Beweise dringend gesucht

Weil sie bei einer Anti-Haider-Demo an einem Berliner Absperrgitter gerüttelt haben sollen, bescherte die Staatsanwaltschaft zwei Göttingern eine Hausdurchsuchung. Einen Computer nahmen sie mit

von DIRK HEMPEL

Die Berliner Staatsanwaltschaft verfolgt Gegner des österreichischen Rechtsaußen Jörg Haider bis nach Göttingen. In der niedersächsischen Stadt durchsuchte die Polizei am Donnerstag die Wohnungen eines 26- und eines 31-Jährigen.

Die Staatsanwaltschaft wirft ihnen vor, am 6. Februar bei einer Protestdemonstration gegen einen Talkshow-Auftritt des extrem rechten Politikers „am Absperrgitter gerüttelt und gezogen zu haben“. Das ist nach Ansicht der Staatsanwaltschaft ein Fall von Landfriedensbruch, auch wenn es am fraglichen Absperrgitter weder Sachschäden noch Körperverletzungen gegeben hat.

Bisher einziges Indiz für das schwere Delikt: ein am Folgetag in der Bild-Zeitung veröffentlichtes Foto der Protestaktion. Darauf hält einer der beiden Göttinger ein Absperrgitter fest, der zweite Beschuldigte steht unbeteiligt daneben. Für einen Richter am Göttinger Amtsgericht war das ausreichend. Er stimmte der Durchsuchung zu, und die Beamten rückten aus – auf der Suche nach weiteren Beweisstücken. Zwei Mützen, einen Pullover und einen Computer erbeutete die Göttinger Polizei im Zuge ihrer Amtshilfe für die Berliner Kollegen. Die Verdächtigen wurden außerdem erkennungsdienstlich behandelt.

Offensichtlich gehe es den Ermittlungsbehörden nicht um die Verfolgung eines einzelnen Delikts, sondern um „Einschüchterung von Antifaschisten und die Sammlung von Informationen“, kritisierte der 31-jährige Miguel Z., einer der Beschuldigten, im Gespräch mit der taz. Er und der zweite Betroffene seien „langjährig aktive Antifaschisten“.

Ein mutmaßliches Beweisstück hat die Göttinger Polizei am Wochenende sogar schon wieder herausgerückt: den beschlagnahmten Computer.
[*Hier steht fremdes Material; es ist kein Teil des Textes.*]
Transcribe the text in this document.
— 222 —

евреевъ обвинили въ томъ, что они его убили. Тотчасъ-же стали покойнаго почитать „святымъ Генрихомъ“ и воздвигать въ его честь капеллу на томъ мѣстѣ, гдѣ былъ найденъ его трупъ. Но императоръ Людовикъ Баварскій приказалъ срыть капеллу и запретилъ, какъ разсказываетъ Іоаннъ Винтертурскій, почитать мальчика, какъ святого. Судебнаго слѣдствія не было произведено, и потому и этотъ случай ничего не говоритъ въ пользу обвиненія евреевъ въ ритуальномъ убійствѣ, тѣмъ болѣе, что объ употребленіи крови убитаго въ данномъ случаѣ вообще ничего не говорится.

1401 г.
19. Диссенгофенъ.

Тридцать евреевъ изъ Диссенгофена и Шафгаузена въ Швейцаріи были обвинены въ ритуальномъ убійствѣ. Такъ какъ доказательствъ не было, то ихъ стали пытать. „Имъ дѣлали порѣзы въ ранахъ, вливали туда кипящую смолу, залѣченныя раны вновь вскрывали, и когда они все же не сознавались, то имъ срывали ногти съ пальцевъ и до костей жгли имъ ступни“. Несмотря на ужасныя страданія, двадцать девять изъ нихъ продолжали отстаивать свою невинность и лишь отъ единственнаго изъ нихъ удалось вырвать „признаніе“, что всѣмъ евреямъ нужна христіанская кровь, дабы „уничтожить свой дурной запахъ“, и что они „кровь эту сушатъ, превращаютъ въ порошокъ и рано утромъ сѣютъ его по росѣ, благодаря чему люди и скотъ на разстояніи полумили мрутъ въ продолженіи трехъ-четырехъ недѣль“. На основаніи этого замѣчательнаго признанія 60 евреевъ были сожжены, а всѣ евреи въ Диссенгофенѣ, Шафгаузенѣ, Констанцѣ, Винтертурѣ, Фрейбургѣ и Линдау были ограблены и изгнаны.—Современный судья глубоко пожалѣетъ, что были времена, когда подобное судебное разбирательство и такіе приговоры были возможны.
Vorher allerdings ging eine Kopie der Festplatte an die Ermittlungsbehörden nach Berlin – auch wenn sie eher wenig dazu beitragen dürfte, den Beschuldigten das Rütteln an einem Gitter nachzuweisen.

Nach Einschätzung des Berliner Rechtsanwalts Volker Ratzmann ist eine solche Beschlagnahmeaktion mittlerweile gängige Praxis der Justiz: „Zunächst wird einfach alles mitgenommen und dann nach Sichtung der Materialien ein ganz anderer Vorwurf formuliert“, sagte der Jurist zur taz.

Z. kennt diesen Übereifer der Berliner Staatsanwaltschaft bereits. Weil er im Juni 1998 bei einer Hausdurchsuchung in Mitte angetroffen wurde, beantragte die hiesige Staatsanwaltschaft schon einmal eine Polizeiaktion in Z.s Göttinger Wohnung. Rechtswidrig, wie ein Göttinger Richter später befand. Denn Z. war damals lediglich Zeuge.